The movie tells the story of a group of actors filming a Vietnam War movie based on the book Tropic Thunder, written by war hero Four Leaf Tayback (Nick Nolte). The actors include Tugg Speedman (Ben Stiller), a washed-up action-movie star; Kirk Lazarus (Robert Downey Jr.), an Oscar-winning actor whose character studies go so deep he underwent skin pigmentation to play the African-American Sgt. Osiris in the movie inside the movie; Jeff Portnoy (Jack Black), the overweight, heroin-addled star of The Fatties movie franchise where, in an obvious nod to Eddie Murphy, he plays all the characters; Alpa Chino (Brandon T. Jackson), a multimedia star of movies and music who spends much of his time promoting his Booty Sweat drink and Bust-A Nut candy bars; and Kevin Sandusky (Jay Baruchel), a young actor who idolizes the others, especially Lazarus, and is the only one of the group to have actually gone to boot camp.

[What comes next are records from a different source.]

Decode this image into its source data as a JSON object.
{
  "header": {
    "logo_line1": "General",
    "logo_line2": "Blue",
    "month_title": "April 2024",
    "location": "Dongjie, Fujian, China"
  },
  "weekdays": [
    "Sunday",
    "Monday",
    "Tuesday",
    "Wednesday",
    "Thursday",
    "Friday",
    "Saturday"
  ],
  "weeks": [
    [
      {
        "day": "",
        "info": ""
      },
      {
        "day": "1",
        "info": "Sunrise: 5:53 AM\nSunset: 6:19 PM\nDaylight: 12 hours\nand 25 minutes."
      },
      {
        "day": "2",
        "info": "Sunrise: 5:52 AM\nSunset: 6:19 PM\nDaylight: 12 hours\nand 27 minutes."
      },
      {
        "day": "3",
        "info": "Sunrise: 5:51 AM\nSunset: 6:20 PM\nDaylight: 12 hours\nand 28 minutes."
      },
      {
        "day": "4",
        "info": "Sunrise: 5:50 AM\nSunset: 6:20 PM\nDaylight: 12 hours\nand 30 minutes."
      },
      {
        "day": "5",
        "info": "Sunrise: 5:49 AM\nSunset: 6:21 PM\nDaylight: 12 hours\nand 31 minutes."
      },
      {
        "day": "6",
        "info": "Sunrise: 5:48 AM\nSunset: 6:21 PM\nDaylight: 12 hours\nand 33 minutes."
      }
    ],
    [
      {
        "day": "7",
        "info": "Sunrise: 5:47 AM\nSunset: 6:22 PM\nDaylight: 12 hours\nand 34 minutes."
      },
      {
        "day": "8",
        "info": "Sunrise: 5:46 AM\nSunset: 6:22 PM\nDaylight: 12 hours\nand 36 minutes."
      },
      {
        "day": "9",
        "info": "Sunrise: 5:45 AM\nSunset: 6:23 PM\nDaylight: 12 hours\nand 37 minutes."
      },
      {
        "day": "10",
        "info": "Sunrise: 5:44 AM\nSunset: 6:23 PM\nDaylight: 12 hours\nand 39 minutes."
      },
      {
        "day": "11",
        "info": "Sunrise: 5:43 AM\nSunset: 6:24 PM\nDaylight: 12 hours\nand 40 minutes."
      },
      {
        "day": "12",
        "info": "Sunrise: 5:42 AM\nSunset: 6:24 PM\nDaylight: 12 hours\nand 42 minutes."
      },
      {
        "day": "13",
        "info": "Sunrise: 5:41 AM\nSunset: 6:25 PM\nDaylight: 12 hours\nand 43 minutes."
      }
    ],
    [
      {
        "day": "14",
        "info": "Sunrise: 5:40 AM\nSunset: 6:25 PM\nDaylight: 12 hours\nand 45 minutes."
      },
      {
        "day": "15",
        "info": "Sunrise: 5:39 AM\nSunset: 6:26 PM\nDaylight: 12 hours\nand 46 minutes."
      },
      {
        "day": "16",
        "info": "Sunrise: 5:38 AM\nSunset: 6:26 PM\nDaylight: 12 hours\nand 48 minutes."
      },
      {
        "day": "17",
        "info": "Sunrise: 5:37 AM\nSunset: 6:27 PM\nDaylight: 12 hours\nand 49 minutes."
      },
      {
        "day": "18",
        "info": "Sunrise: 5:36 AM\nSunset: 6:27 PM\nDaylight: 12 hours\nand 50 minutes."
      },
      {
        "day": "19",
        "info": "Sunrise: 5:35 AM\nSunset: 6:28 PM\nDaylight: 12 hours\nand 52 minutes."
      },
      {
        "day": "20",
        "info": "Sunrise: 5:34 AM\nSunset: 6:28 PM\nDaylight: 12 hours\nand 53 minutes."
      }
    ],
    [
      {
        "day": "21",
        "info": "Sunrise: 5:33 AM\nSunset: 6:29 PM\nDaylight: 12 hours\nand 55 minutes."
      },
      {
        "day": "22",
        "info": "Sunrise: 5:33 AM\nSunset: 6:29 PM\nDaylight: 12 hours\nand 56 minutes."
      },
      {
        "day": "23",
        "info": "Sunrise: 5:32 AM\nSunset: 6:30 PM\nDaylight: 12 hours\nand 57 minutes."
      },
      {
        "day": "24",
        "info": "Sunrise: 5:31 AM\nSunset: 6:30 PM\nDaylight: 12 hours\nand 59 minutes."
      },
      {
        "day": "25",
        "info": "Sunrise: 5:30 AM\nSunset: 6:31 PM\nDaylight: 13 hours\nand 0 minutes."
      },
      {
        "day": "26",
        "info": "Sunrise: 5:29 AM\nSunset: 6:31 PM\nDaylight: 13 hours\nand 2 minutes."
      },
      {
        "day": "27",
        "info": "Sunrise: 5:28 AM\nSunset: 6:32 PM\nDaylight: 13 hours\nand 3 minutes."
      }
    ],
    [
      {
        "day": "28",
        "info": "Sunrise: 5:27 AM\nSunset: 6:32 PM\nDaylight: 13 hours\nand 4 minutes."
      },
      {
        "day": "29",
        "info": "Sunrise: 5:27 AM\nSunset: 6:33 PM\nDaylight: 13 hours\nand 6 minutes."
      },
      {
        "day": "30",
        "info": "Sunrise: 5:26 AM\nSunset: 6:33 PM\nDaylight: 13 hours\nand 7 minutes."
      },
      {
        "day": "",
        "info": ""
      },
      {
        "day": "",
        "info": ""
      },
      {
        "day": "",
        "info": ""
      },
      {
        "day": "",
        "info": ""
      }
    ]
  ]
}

Speedman’s career is in rapid decline at this point, after the giant failure of his movie, Simple Jack, in which he plays the mentally retarded title character in such an over-the-top manner that Lazarus tells him he went “full retard,” and that you should never do that as you’ll walk away empty-handed on Oscar night. Speedman’s agent, Rick Peck (Matthew McConaughey) is distraught over his client’s career and the fact that he has sunken so low he doesn’t even have TiVo on location. The TiVo reference is one of many in-jokes about product placement made in the movie that pokes fun at the entire Hollywood system.
Meanwhile, while on location, director Damien Cockburn (Steve Coogan) gets a message via satellite from studio head, Les Grossman (Tom Cruise) who is furious that the movie is a month behind schedule just five days into the shooting. When Cockburn tries to shift the blame on the prima donna actors, Grossman instructs a man in the room to punch him in the mouth. Soon after, Cockburn meets with Tayback who tells him that to get anything out of these actors, he has to drop them into a real war zone so they know real fear and film them using hidden cameras. Cockburn loves the idea and proceeds to do just that, giving the actors only a map and a scene listing to go by in the jungle. Almost immediately after dropping them off however, Cockburn steps on an old landmine and explodes. Speedman believes it to be a special-effects trick, even scooping blood out of the bottom of his severed head. Lazarus realizes they have been duped though and that they are now in the middle of a real war zone, even if Speedman doesn’t believe him.
From there, we watch as the actors try to make their way out of the jungle, running into the Flaming Dragon heroin outfit along the way. Flaming Dragon believes the actors to be DEA agents and tries to take them out. Along the way, we learn that Alpa Chino resents Lazarus staying in character the whole time, as he is not actually black. We also learn that Portnoy has been hiding heroin in candy wrappers so the other actors are not aware of his addiction.
When Flaming Dragon captures Speedman, they recognize him as the actor from Simple Jack, a movie they love, as it is the only entertainment they have there. They make Speedman perform the movie live and phone Peck with ransom demands for his release. Grossman gets on the phone, says he doesn’t negotiate with terrorists and hangs up, fully prepared to let Speedman die. He tries to convince Peck this is in his best interests too, promising him a large sum of money and a jet if he complies.
Ridiculous? Sure. But Tropic Thunder succeeds in poking fun at virtually every element of Hollywood from prima donna actors, to materialistic agents, to ruthless studio heads. The film is one giant in-joke, but if you get the joke, it’s well worth watching.
The DVD comes with a number of bonus features: filmmaker and cast commentaries (with Downey in character the entire time), deleted and extended scenes, an alternate ending, documentaries and more. The bonus features are often as entertaining as the movie and make this a must-own DVD.